Обратите внимание: вопреки распространенным представлениям вся моя жизнь не промелькнула у меня в голове в считанные доли секунды. Я лишь заметил зажженные фары этого чертова грузовика и успел с удивлением подумать: ну надо же, чего это он среди бела дня включил фары?
Иногда последняя мысль бывает до ужаса нелепой.
Глава 2
ЭЭГ
Я не допускала мысли, что он умер. Так устроены матери. Стоит тебе хотя бы на миг представить себе, что твой ребенок умер, считай, ты его уже похоронила. Но похоронить свое дитя – это невозможно. Луи не умер. Не мог умереть.
Я была в состоянии шока. Не уверена, что верно воспроизвожу медицинский термин, хотя мне кажется, я слышала, как кто-то из врачей его произнес. Оставшуюся часть той страшной субботы я прожила как будто в ватном коконе, с ног до головы окутавшем меня толстым защитным слоем, гасившем посторонние звуки и другие раздражители. Я чувствовала себя как под наркозом – то ли из-за того, что меня накачали успокоительными, то ли из-за того, что меня оглушили шумовыми и другими гранатами.
Под шумовыми гранатами я подразумеваю объяснения медиков, которые втолковывали мне, что мой сын находится под действием обезболивающих и других препаратов, призванных снизить риск возникновения инфекции и внутренних повреждений. Выживет он или нет – пока под вопросом. Сказать, придет он в сознание или нет, они тоже не могут: надо дождаться, когда перестанут действовать лекарства. Нам очень жаль, мадам.
Слезоточивыми гранатами меня забросала примчавшаяся в больницу мать. Она налетела на меня как фурия, обвиняя в бесчувственности, безответственности и наплевательском отношении к собственному сыну. Она так вопила, что медикам пришлось оттаскивать ее от меня – мою родную мать. Они ее увещевали, повторяя, что каждый переживает стресс по-своему, и вы, мадам, должны уважать реакцию вашей дочери, как мы уважаем вашу, и нет, мы вовсе не безмозглые мудаки.

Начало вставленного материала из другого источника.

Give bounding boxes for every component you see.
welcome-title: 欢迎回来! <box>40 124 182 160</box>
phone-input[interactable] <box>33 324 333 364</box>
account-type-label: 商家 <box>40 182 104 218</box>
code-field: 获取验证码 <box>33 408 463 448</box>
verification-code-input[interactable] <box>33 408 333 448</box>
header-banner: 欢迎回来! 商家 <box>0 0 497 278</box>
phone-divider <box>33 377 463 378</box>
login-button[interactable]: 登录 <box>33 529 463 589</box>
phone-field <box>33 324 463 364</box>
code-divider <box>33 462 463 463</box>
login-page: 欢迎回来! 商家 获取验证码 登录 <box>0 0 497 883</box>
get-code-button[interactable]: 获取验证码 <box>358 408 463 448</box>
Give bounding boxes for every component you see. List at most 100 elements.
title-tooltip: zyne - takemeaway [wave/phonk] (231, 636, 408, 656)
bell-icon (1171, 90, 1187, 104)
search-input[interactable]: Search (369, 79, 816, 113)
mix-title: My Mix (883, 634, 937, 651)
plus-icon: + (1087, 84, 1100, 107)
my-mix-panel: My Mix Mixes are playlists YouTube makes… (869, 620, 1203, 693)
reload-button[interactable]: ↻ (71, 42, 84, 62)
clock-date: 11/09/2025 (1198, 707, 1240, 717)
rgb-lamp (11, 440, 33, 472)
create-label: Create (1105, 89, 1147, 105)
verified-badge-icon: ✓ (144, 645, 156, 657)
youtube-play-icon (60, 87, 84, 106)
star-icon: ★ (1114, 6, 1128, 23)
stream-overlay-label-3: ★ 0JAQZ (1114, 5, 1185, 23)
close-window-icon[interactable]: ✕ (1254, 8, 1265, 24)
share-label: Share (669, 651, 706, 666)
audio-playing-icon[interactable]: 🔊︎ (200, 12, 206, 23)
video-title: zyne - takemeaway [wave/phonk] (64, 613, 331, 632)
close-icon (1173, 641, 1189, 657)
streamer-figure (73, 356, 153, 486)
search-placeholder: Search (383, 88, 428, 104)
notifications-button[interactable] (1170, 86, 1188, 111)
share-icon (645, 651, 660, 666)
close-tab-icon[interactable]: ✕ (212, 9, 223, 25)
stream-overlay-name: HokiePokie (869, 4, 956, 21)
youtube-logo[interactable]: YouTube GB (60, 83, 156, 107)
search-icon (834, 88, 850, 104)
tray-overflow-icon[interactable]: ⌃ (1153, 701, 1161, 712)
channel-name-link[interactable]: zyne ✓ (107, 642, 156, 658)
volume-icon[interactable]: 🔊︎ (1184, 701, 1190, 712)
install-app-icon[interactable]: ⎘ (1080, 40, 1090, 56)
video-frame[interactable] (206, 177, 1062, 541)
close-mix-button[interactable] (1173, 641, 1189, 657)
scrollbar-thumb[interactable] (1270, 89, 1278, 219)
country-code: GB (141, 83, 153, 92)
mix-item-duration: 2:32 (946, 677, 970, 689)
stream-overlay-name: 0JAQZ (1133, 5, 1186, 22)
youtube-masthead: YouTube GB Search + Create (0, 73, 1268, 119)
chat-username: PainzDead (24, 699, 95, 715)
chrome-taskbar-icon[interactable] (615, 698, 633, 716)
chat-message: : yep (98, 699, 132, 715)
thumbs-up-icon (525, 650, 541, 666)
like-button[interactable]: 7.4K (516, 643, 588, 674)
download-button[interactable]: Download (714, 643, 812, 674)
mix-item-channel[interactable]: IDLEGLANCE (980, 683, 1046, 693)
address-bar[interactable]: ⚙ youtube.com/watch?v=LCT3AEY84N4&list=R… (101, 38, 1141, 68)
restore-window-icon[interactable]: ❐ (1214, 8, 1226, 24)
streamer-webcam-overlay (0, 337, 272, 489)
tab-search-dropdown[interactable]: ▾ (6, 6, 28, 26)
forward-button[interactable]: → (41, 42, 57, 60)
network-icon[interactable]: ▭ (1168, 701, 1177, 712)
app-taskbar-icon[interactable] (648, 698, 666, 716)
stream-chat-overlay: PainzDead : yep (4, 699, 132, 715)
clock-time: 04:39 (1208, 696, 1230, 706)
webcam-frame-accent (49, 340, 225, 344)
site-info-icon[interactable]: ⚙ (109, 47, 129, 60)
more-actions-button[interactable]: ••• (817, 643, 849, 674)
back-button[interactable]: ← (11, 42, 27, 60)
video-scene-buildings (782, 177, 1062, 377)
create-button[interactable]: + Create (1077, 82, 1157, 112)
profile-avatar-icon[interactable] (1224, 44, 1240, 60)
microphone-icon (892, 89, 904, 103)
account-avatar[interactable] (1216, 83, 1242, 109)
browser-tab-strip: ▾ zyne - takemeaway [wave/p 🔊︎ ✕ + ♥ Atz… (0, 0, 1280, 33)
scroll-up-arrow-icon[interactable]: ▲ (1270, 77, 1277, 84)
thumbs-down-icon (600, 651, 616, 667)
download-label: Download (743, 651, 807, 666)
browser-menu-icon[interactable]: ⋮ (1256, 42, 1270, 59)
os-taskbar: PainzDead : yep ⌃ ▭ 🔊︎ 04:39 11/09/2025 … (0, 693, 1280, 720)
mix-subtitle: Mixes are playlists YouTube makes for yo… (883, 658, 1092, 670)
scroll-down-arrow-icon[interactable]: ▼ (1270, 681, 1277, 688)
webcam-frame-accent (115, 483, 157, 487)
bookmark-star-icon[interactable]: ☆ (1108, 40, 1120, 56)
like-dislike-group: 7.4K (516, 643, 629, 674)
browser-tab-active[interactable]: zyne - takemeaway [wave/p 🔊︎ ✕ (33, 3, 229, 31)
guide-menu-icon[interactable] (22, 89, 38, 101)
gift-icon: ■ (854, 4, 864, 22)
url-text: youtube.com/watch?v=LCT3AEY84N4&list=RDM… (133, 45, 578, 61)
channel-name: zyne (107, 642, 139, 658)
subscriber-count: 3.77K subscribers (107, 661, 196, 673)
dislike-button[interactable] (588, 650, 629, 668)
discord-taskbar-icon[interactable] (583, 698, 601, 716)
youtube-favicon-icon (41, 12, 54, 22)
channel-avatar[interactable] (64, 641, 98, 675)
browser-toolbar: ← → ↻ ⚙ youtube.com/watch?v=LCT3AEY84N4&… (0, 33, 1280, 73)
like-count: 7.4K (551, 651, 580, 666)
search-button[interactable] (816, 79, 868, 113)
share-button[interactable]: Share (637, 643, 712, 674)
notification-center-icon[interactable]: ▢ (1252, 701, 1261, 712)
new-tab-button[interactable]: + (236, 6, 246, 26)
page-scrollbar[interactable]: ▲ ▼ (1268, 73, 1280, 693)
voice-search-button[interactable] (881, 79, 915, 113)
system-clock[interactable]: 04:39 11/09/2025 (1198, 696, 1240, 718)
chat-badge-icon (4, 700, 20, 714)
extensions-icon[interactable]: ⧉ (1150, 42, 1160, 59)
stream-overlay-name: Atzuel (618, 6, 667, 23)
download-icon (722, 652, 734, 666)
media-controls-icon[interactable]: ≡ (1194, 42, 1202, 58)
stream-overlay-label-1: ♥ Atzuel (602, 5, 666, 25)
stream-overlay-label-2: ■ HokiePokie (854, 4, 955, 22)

Затем настал черед словесных гранат. На меня обрушились полчища незнакомых слов и сокращений, неудобоваримых определений и прилагательных – целые дивизии медицинских терминов, бессмысленных для каждого, кого они напрямую не касаются. Из всей этой врачебной абракадабры моя память сохранила лишь несколько ключевых понятий, несколько реперных точек, которым, даже по моему разумению, принадлежала главная роль и которые имели критически важное значение.